Friday, June 25, 2010
Where do we draw the line???
So we've been together for a while now and I think that everything is cool... but all of sudden someone from your past just happens to contact you on an unpublished number. Do I not question that? I would be a fool not too, but of course the same response that you give everytime we have this conversation is the one you give, along with the attitude. I have been doing everything that I can to make shit around here work. I bust my ass trying to make you happy. But instead of comforting me, I get attitude and no straight answers. WTF am I supposed to do. You don't even give this bitch a straight answer when she asked you are you with someone... what kind of shit is sort of??? Nigga please. This is really getting to the point where I am really beginning to re-evaluate some shit. Instead of trying to make it work, maybe I should start telling people that I'm sort of in a relationship. Yeah, how would you like that?
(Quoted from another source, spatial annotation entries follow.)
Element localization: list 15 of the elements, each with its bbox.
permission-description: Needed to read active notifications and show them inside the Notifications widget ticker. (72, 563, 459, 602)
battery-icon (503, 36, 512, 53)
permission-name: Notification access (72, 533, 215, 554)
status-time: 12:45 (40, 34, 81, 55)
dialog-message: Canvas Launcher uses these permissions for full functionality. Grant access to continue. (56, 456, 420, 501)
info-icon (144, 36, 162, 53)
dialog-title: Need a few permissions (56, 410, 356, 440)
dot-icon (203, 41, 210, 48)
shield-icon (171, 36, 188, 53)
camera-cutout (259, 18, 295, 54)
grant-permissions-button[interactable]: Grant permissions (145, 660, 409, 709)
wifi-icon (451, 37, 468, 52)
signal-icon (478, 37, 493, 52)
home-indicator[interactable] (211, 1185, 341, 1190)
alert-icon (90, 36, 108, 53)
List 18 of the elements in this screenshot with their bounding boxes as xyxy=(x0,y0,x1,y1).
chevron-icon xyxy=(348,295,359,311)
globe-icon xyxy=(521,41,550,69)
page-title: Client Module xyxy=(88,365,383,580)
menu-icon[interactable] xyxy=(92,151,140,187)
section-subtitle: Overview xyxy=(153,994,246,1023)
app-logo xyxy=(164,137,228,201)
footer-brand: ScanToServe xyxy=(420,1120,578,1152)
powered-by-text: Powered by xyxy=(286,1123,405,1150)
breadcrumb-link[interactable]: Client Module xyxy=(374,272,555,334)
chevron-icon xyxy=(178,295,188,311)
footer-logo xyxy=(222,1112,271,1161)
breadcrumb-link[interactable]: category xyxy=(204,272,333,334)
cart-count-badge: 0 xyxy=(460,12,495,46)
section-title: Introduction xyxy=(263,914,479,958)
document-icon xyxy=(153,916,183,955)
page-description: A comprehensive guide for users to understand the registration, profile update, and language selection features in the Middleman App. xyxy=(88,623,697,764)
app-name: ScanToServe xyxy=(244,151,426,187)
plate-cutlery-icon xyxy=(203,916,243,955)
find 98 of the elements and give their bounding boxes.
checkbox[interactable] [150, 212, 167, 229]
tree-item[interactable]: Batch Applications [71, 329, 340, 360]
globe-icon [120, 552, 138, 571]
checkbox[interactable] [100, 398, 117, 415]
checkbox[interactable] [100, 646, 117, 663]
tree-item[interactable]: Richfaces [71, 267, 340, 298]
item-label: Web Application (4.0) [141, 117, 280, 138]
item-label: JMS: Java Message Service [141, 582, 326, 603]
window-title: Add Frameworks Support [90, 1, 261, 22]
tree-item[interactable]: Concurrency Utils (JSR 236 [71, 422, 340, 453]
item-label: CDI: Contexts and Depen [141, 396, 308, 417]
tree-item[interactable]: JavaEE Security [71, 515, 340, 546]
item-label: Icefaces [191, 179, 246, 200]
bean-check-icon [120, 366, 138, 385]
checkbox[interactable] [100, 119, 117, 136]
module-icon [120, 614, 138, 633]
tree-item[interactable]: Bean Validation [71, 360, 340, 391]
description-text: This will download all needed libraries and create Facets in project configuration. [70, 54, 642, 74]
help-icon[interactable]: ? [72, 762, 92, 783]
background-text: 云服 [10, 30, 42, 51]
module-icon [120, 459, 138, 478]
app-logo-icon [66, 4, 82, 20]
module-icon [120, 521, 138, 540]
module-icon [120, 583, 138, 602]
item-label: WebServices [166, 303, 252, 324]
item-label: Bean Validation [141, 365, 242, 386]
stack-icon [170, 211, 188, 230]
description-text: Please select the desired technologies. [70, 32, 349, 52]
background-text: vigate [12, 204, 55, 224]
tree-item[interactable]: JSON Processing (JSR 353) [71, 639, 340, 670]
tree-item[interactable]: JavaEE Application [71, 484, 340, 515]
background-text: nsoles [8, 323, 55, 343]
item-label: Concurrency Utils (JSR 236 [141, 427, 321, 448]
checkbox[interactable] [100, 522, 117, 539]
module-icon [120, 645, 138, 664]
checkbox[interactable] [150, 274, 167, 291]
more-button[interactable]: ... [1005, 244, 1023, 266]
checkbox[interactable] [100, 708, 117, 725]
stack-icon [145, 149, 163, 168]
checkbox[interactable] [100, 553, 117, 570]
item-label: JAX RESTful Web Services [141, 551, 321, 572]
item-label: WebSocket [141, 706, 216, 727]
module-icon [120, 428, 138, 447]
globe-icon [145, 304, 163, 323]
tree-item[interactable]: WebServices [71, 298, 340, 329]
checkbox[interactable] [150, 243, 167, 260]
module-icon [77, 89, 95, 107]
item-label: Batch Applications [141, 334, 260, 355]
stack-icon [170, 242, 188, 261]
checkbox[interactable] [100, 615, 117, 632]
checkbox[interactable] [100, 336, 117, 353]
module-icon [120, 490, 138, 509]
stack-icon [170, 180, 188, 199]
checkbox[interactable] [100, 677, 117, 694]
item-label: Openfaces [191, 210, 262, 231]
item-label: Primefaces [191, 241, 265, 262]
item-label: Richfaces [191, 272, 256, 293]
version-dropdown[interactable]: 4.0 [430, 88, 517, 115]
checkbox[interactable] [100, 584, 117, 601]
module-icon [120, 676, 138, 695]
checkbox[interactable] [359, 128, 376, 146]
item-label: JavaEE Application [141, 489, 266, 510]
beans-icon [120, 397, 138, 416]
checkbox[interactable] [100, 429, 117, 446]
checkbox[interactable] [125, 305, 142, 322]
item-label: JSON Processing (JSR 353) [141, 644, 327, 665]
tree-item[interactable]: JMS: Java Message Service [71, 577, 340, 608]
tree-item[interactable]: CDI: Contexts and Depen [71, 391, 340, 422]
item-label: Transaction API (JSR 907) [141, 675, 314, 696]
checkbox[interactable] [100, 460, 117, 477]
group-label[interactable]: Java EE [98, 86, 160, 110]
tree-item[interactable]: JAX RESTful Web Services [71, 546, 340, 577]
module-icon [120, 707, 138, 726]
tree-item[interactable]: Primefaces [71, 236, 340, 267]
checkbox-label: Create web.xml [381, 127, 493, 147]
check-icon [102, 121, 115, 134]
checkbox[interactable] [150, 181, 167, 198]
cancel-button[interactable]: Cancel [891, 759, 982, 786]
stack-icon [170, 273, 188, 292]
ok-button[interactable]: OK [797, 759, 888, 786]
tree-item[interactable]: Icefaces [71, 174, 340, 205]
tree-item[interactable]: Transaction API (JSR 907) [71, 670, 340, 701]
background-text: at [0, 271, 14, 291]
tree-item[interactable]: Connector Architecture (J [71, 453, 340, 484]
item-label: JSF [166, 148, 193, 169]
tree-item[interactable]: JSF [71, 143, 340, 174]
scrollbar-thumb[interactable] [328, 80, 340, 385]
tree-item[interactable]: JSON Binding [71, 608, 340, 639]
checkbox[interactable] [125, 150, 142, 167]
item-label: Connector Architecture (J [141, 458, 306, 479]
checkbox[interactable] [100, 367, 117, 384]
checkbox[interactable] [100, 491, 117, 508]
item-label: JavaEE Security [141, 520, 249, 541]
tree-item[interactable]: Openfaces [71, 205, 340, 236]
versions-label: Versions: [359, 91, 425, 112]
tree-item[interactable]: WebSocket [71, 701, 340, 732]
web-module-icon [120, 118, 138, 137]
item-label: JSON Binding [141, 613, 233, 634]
Maybe it would make you rethink some shit. I'm just sayin. I am fucking tired of all of this. I don't get the time that I want. I don't get the time that I need. i don't get the affectiuon that I want... ONLY WHEN IT BENEFITS YOU!!!!! Seriously, let's get this shjit straight... I am in no way unlovable. There are hella guys who are just waiting for you to fuck up. You got me twisted nigga. Please believe that I can and I will get mine if you're not willing to provide. It's just that simple. You need to prioritize what is and isn't important... who is and who is not important. I'm too old to be trying to wait on a nigga to decide... real talk, I can make your decision real easy. best believe... you must not know about me!